Vitali Viktorovich Doroshenko (Виталий Викторович Дорошенко; born 4 May 1971 in Yeysk) is a former Russian football player and referee.

==Referee career==
- Assistant referee
- Russian Third League: 1996–1997
- Russian Second Division: 1997–2004
- Russian First Division: 1998–2005
- Russian Football Premier League: 2001–2005

- Referee
- Russian Third League: 1997
- Russian Second Division: 1998–2009
- Russian First Division: 2001–2009
- Russian Football Premier League: 2007–2009

==Scandals==
After the match “Spartak” - “Shinnik” (4:2), which took place as part of the 2008 Russian Football Championship, Doroshenko was accused of conspiracy against the Yaroslavl team and bribery from Spartak. It all started with a complaint from Shinnik representatives to the RFPL. The dissatisfaction of the Yaroslavl team was caused by the removal of Slavolub Djordjevic in the 45th minute and Dmitry Kudryashov in the 79th minute, as well as the assignment of a penalty after a duel between Djordjevic and the hosts' striker Nikita Bazhenov in the 13th minute. At a meeting of the RFU Expert Judicial Commission, complaints about refereeing were considered.
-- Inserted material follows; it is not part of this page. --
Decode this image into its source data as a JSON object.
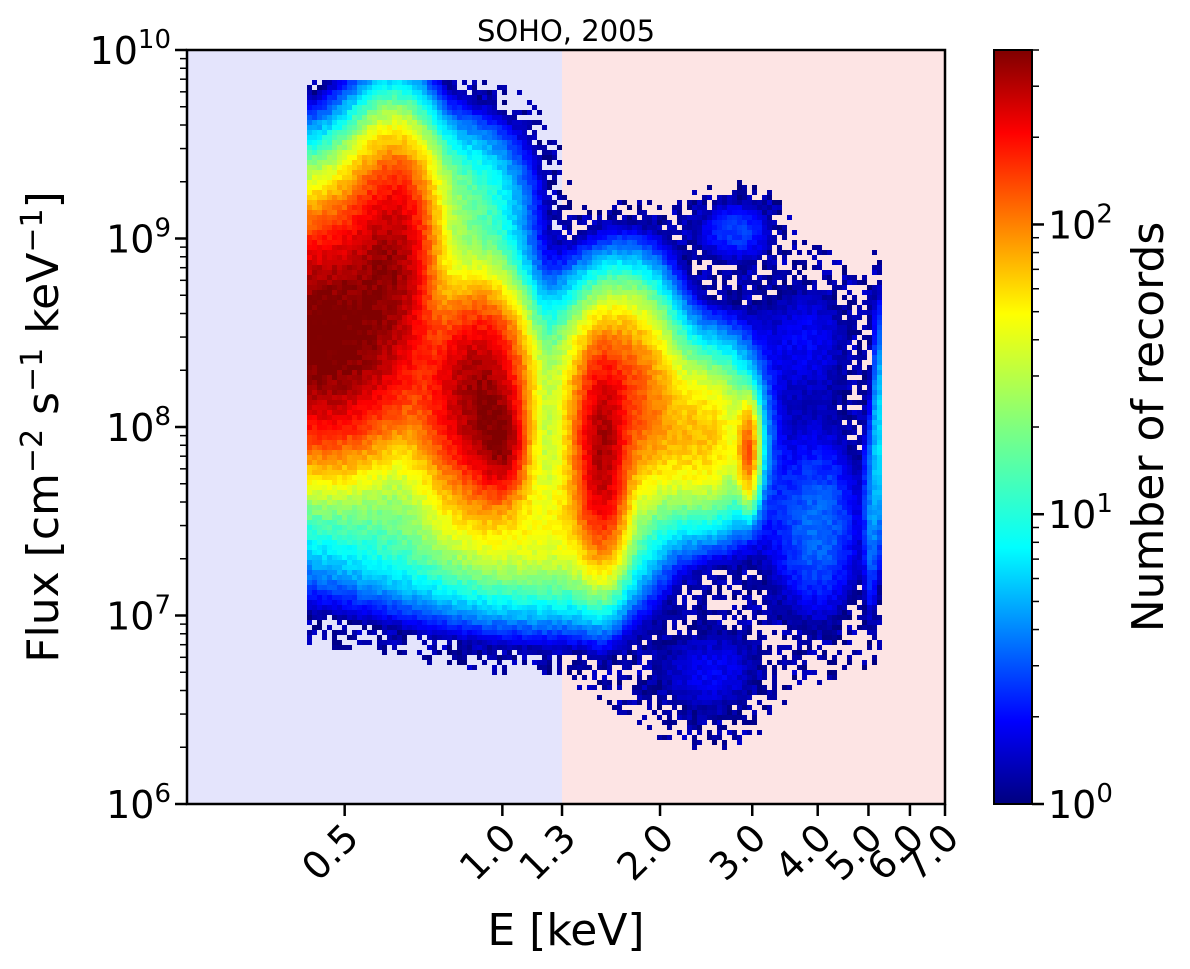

This is how the head of the College of Football Referees, Sergei Zuev, commented on this: “We carefully reviewed all the episodes of the match in which, according to representatives of Shinnik, Doroshenko made mistakes. We agreed with a number of complaints from the Yaroslavl team: indeed, the second yellow card for Djordjevic, which led to his removal, was unfounded, since this moment was preceded by an unchecked offside for Welliton. Not everything is clear about the legality of awarding a penalty against Shinnik. At the same time, the claims of Shinnik representatives on five other points were recognized by the ESC as unfounded. In addition, we are absolutely sure that Doroshenko’s mistakes in this match were unbiased and were not caused by his low qualifications. I am confident in Vitaly’s qualifications and do not believe that he should be severely punished because of one unsuccessful match.” As a result, it was decided to remove Doroshenko from refereeing the next match between Terek and Amkar.

Another scandal occurred a year later, within the framework of the 2009 Russian Football Championship, after the match “Siberia” - “Anzhi” (1:2). The management of the Makhachkala club filed a complaint against chief referee Doroshenko on two counts. In the first episode, which led to a goal against Anzhi, Sibir striker Medvedev roughly attacked Anzhi defender Mamaev, after which he scored the ball. At another point, the referee did not award a penalty against Siberia for an obvious violation against Anzhi defender Mamaev. In addition, the Anzhi administration wrote a letter to the PFL, which states that “from the 20th minute until the end of the match, the Sibir players insulted the Anzhi players with obscene language.” According to Siberia General Director Lev Strelkov, the game and the events around it received a very big response.

For gross errors in several matches at once, Vitaly Doroshenko was suspended from refereeing Premier League matches until the end of the season.